Tenho de confessar que em todas as visitas que fiz à Liberdade, em São Paulo, saía do lugar um tanto decepcionado. Primeiro, porque o bairro sofreu por anos de certa decadência e abandono, só revertidos em parte com a guaribada que a prefeitura deu nas principais ruas em 2008, época das comemorações pelos 100 anos da imigração nipônica ao Brasil.

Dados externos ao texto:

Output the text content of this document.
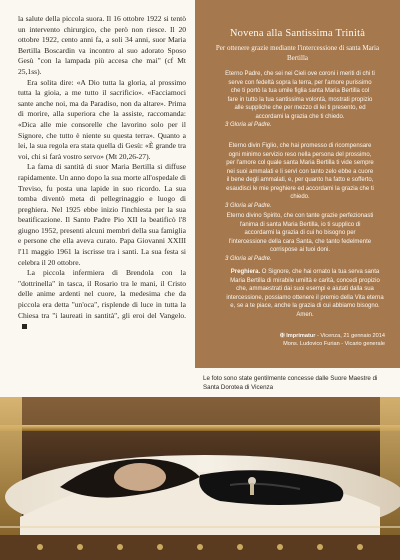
la salute della piccola suora. Il 16 ottobre 1922 si tentò un intervento chirurgico, che però non riesce. Il 20 ottobre 1922, cento anni fa, a soli 34 anni, suor Maria Bertilla Boscardin va incontro al suo adorato Sposo Gesù "con la lampada più accesa che mai" (cf Mt 25,1ss).

Era solita dire: «A Dio tutta la gloria, al prossimo tutta la gioia, a me tutto il sacrificio». «Facciamoci sante anche noi, ma da Paradiso, non da altare». Prima di morire, alla superiora che la assiste, raccomanda: «Dica alle mie consorelle che lavorino solo per il Signore, che tutto è niente su questa terra». Quanto a lei, la sua regola era stata quella di Gesù: «È grande tra voi, chi si farà vostro servo» (Mt 20,26-27).

La fama di santità di suor Maria Bertilla si diffuse rapidamente. Un anno dopo la sua morte all'ospedale di Treviso, fu posta una lapide in suo ricordo. La sua tomba diventò meta di pellegrinaggio e luogo di preghiera. Nel 1925 ebbe inizio l'inchiesta per la sua beatificazione. Il Santo Padre Pio XII la beatificò l'8 giugno 1952, presenti alcuni membri della sua famiglia e persone che ella aveva curato. Papa Giovanni XXIII l'11 maggio 1961 la iscrisse tra i santi. La sua festa si celebra il 20 ottobre.

La piccola infermiera di Brendola con la "dottrinella" in tasca, il Rosario tra le mani, il Cristo delle anime ardenti nel cuore, la medesima che da piccola era detta "un'oca", risplende di luce in tutta la Chiesa tra "i laureati in santità", gli eroi del Vangelo.

Novena alla Santissima Trinità
Per ottenere grazie mediante l'intercessione di santa Maria Bertilla
Eterno Padre, che sei nei Cieli ove coroni i meriti di chi ti serve con fedeltà sopra la terra, per l'amore purissimo che ti portò la tua umile figlia santa Maria Bertilla col fare in tutto la tua santissima volontà, mostrati propizio alle suppliche che per mezzo di lei ti presento, ed accordami la grazia che ti chiedo.
3 Gloria al Padre.
Eterno divin Figlio, che hai promesso di ricompensare ogni minimo servizio reso nella persona del prossimo, per l'amore col quale santa Maria Bertilla ti vide sempre nei suoi ammalati e li servì con tanto zelo ebbe a cuore il bene degli ammalati, e, per quanto ha fatto e sofferto, esaudisci le mie preghiere ed accordami la grazia che ti chiedo.
3 Gloria al Padre.
Eterno divino Spirito, che con tante grazie perfezionasti l'anima di santa Maria Bertilla, io ti supplico di accordarmi la grazia di cui ho bisogno per l'intercessione della cara Santa, che tanto fedelmente corrispose ai tuoi doni.
3 Gloria al Padre.
Preghiera. O Signore, che hai ornato la tua serva santa Maria Bertilla di mirabile umiltà e carità, concedi propizio che, ammaestrati dai suoi esempi e aiutati dalla sua intercessione, possiamo ottenere il premio della Vita eterna e, se a te piace, anche la grazia di cui abbiamo bisogno. Amen.
✠ Imprimatur - Vicenza, 21 gennaio 2014
Mons. Ludovico Furian - Vicario generale
Le foto sono state gentilmente concesse dalle Suore Maestre di Santa Dorotea di Vicenza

Além disso, a quantidade de lugares que vendem comida e bebida, bem como os restaurantes orientais, é tanta (e com diferentes níveis) que qualquer um sem intimidade com o bairro (ou com seus moradores) tem dificuldade de escolher os melhores locais para uma experiência gastronômica digna de Japão.

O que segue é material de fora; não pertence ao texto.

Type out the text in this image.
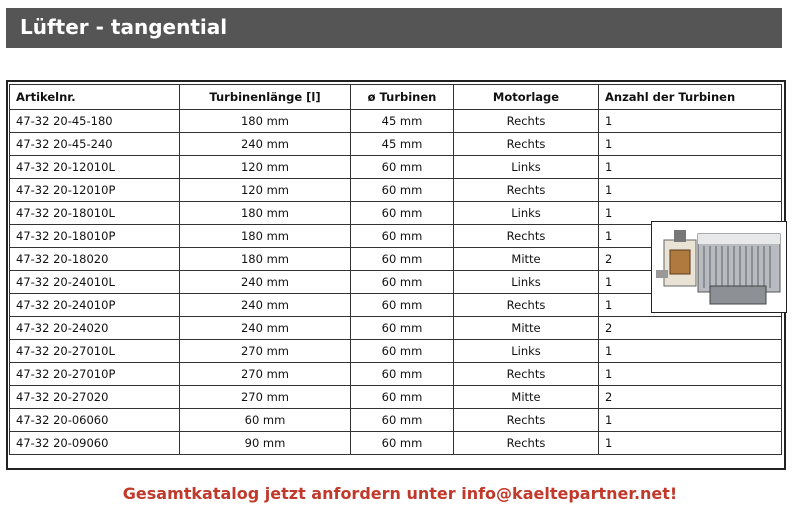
Lüfter - tangential
Artikelnr.	Turbinenlänge [l]	ø Turbinen	Motorlage	Anzahl der Turbinen
47-32 20-45-180	180 mm	45 mm	Rechts	1
47-32 20-45-240	240 mm	45 mm	Rechts	1
47-32 20-12010L	120 mm	60 mm	Links	1
47-32 20-12010P	120 mm	60 mm	Rechts	1
47-32 20-18010L	180 mm	60 mm	Links	1
47-32 20-18010P	180 mm	60 mm	Rechts	1
47-32 20-18020	180 mm	60 mm	Mitte	2
47-32 20-24010L	240 mm	60 mm	Links	1
47-32 20-24010P	240 mm	60 mm	Rechts	1
47-32 20-24020	240 mm	60 mm	Mitte	2
47-32 20-27010L	270 mm	60 mm	Links	1
47-32 20-27010P	270 mm	60 mm	Rechts	1
47-32 20-27020	270 mm	60 mm	Mitte	2
47-32 20-06060	60 mm	60 mm	Rechts	1
47-32 20-09060	90 mm	60 mm	Rechts	1
Gesamtkatalog jetzt anfordern unter info@kaeltepartner.net!
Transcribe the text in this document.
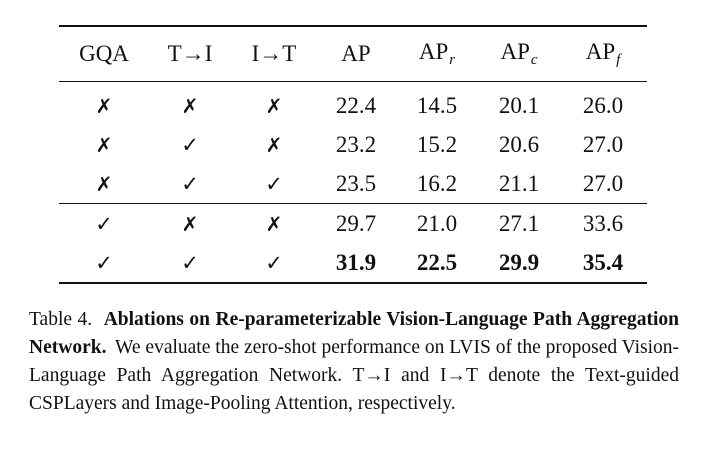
GQA	T→I	I→T	AP	$AP_r$	$AP_c$	$AP_f$
✗	✗	✗	22.4	14.5	20.1	26.0
✗	✓	✗	23.2	15.2	20.6	27.0
✗	✓	✓	23.5	16.2	21.1	27.0
✓	✗	✗	29.7	21.0	27.1	33.6
✓	✓	✓	31.9	22.5	29.9	35.4
Table 4. Ablations on Re-parameterizable Vision-Language Path Aggregation Network. We evaluate the zero-shot performance on LVIS of the proposed Vision-Language Path Aggregation Network. T→I and I→T denote the Text-guided CSPLayers and Image-Pooling Attention, respectively.
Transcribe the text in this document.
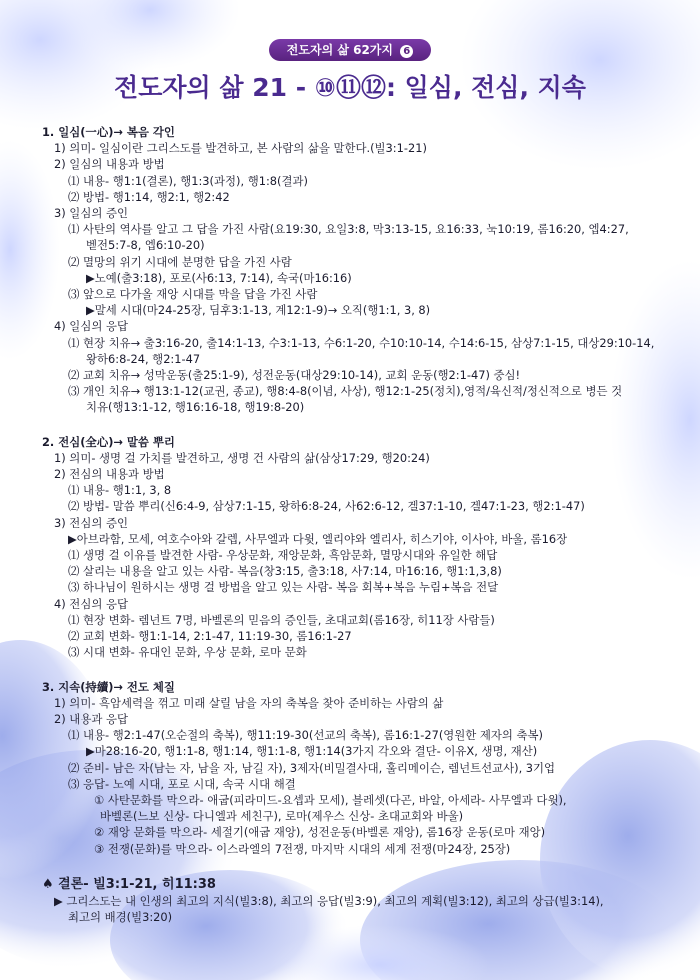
전도자의 삶 62가지 6
전도자의 삶 21 - ⑩⑪⑫: 일심, 전심, 지속
1. 일심(一心)→ 복음 각인
1) 의미- 일심이란 그리스도를 발견하고, 본 사람의 삶을 말한다.(빌3:1-21)
2) 일심의 내용과 방법
⑴ 내용- 행1:1(결론), 행1:3(과정), 행1:8(결과)
⑵ 방법- 행1:14, 행2:1, 행2:42
3) 일심의 증인
⑴ 사탄의 역사를 알고 그 답을 가진 사람(요19:30, 요일3:8, 막3:13-15, 요16:33, 눅10:19, 롬16:20, 엡4:27,
벧전5:7-8, 엡6:10-20)
⑵ 멸망의 위기 시대에 분명한 답을 가진 사람
▶노예(출3:18), 포로(사6:13, 7:14), 속국(마16:16)
⑶ 앞으로 다가올 재앙 시대를 막을 답을 가진 사람
▶말세 시대(마24-25장, 딤후3:1-13, 계12:1-9)→ 오직(행1:1, 3, 8)
4) 일심의 응답
⑴ 현장 치유→ 출3:16-20, 출14:1-13, 수3:1-13, 수6:1-20, 수10:10-14, 수14:6-15, 삼상7:1-15, 대상29:10-14,
왕하6:8-24, 행2:1-47
⑵ 교회 치유→ 성막운동(출25:1-9), 성전운동(대상29:10-14), 교회 운동(행2:1-47) 중심!
⑶ 개인 치유→ 행13:1-12(교권, 종교), 행8:4-8(이념, 사상), 행12:1-25(정치),영적/육신적/정신적으로 병든 것
치유(행13:1-12, 행16:16-18, 행19:8-20)
2. 전심(全心)→ 말씀 뿌리
1) 의미- 생명 걸 가치를 발견하고, 생명 건 사람의 삶(삼상17:29, 행20:24)
2) 전심의 내용과 방법
⑴ 내용- 행1:1, 3, 8
⑵ 방법- 말씀 뿌리(신6:4-9, 삼상7:1-15, 왕하6:8-24, 사62:6-12, 겔37:1-10, 겔47:1-23, 행2:1-47)
3) 전심의 증인
▶아브라함, 모세, 여호수아와 갈렙, 사무엘과 다윗, 엘리야와 엘리사, 히스기야, 이사야, 바울, 롬16장
⑴ 생명 걸 이유를 발견한 사람- 우상문화, 재앙문화, 흑암문화, 멸망시대와 유일한 해답
⑵ 살리는 내용을 알고 있는 사람- 복음(창3:15, 출3:18, 사7:14, 마16:16, 행1:1,3,8)
⑶ 하나님이 원하시는 생명 걸 방법을 알고 있는 사람- 복음 회복+복음 누림+복음 전달
4) 전심의 응답
⑴ 현장 변화- 렘넌트 7명, 바벨론의 믿음의 증인들, 초대교회(롬16장, 히11장 사람들)
⑵ 교회 변화- 행1:1-14, 2:1-47, 11:19-30, 롬16:1-27
⑶ 시대 변화- 유대인 문화, 우상 문화, 로마 문화
3. 지속(持續)→ 전도 체질
1) 의미- 흑암세력을 꺾고 미래 살릴 남을 자의 축복을 찾아 준비하는 사람의 삶
2) 내용과 응답
⑴ 내용- 행2:1-47(오순절의 축복), 행11:19-30(선교의 축복), 롬16:1-27(영원한 제자의 축복)
▶마28:16-20, 행1:1-8, 행1:14, 행1:1-8, 행1:14(3가지 각오와 결단- 이유X, 생명, 재산)
⑵ 준비- 남은 자(남는 자, 남을 자, 남길 자), 3제자(비밀결사대, 훌리메이슨, 렘넌트선교사), 3기업
⑶ 응답- 노예 시대, 포로 시대, 속국 시대 해결
① 사탄문화를 막으라- 애굽(피라미드-요셉과 모세), 블레셋(다곤, 바알, 아세라- 사무엘과 다윗),
바벨론(느보 신상- 다니엘과 세친구), 로마(제우스 신상- 초대교회와 바울)
② 재앙 문화를 막으라- 세절기(애굽 재앙), 성전운동(바벨론 재앙), 롬16장 운동(로마 재앙)
③ 전쟁(문화)를 막으라- 이스라엘의 7전쟁, 마지막 시대의 세계 전쟁(마24장, 25장)
♠ 결론- 빌3:1-21, 히11:38
▶ 그리스도는 내 인생의 최고의 지식(빌3:8), 최고의 응답(빌3:9), 최고의 계획(빌3:12), 최고의 상급(빌3:14),
최고의 배경(빌3:20)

Ouvindo minha aflições em um jantar no japonês de ares nova-iorquinos Shaya, o então chef Thiago Sakamoto, o Saka, decidiu dar uma ajuda. Saka é uma das estrelas emergentes da cozinha japonesa em São Paulo, mas, apesar da ascendência, até trabalhar com o festejado chef Tsuyoshi Murakami, do Kinoshita, em 2008, não sabia preparar nem um sushi. Formado em 2006 na Escola de Gastronomia do Senac, passou pelas cozinhas do Galani, no Caesar Park, e do D.O.M., do chef Alex Atala, que o indicou para Murakami. No Kinoshita, destacou-se pela criatividade, talento que também rendeu um convite para chefiar, a partir de 2009, a cozinha do Shaya, de onde se afastou mês passado para um período sabático. Com um bom humor e uma disposição enormes, ele concordou em fazer um roteiro para o dia e outro para a noite pela Liberdade, para que os leitores do Boa Viagem não percam tempo na doce tarefa de escolher um bom restaurante ou comprar o melhor da culinária japonesa para um evento especial em casa.
De dia, comece pela feira da Praça da LIberdade
Não há como não conhecer a Liberdade sem dar um pulo na feirinha da Praça da Liberdade, realizada todos os fins de semana, reunindo uma quantidade impressionante de barracas que vendem de comidas típicas orientais a artesanato, mangás japoneses e camisetas coreanas – enfim, todo o tipo de bugigangas de Japão, China e Coreia do Sul. A estação do metrô Liberdade tem uma saída em plena praça, bem em frente a uma agência bancária num prédio de inspiração japonesa muito simpático.
Sábado o bairro fica menos cheio do que domingo. Estacionamentos para carros ao redor custam entre R$ 10 e R$ 15. O roteiro pode ser feito a pé sem maiores sacrifícios. E um lembrete precioso: muitas lojas e restaurantes não aceitam cartões de crédito ou cheque, mas apenas dinheiro ou cartões de débito.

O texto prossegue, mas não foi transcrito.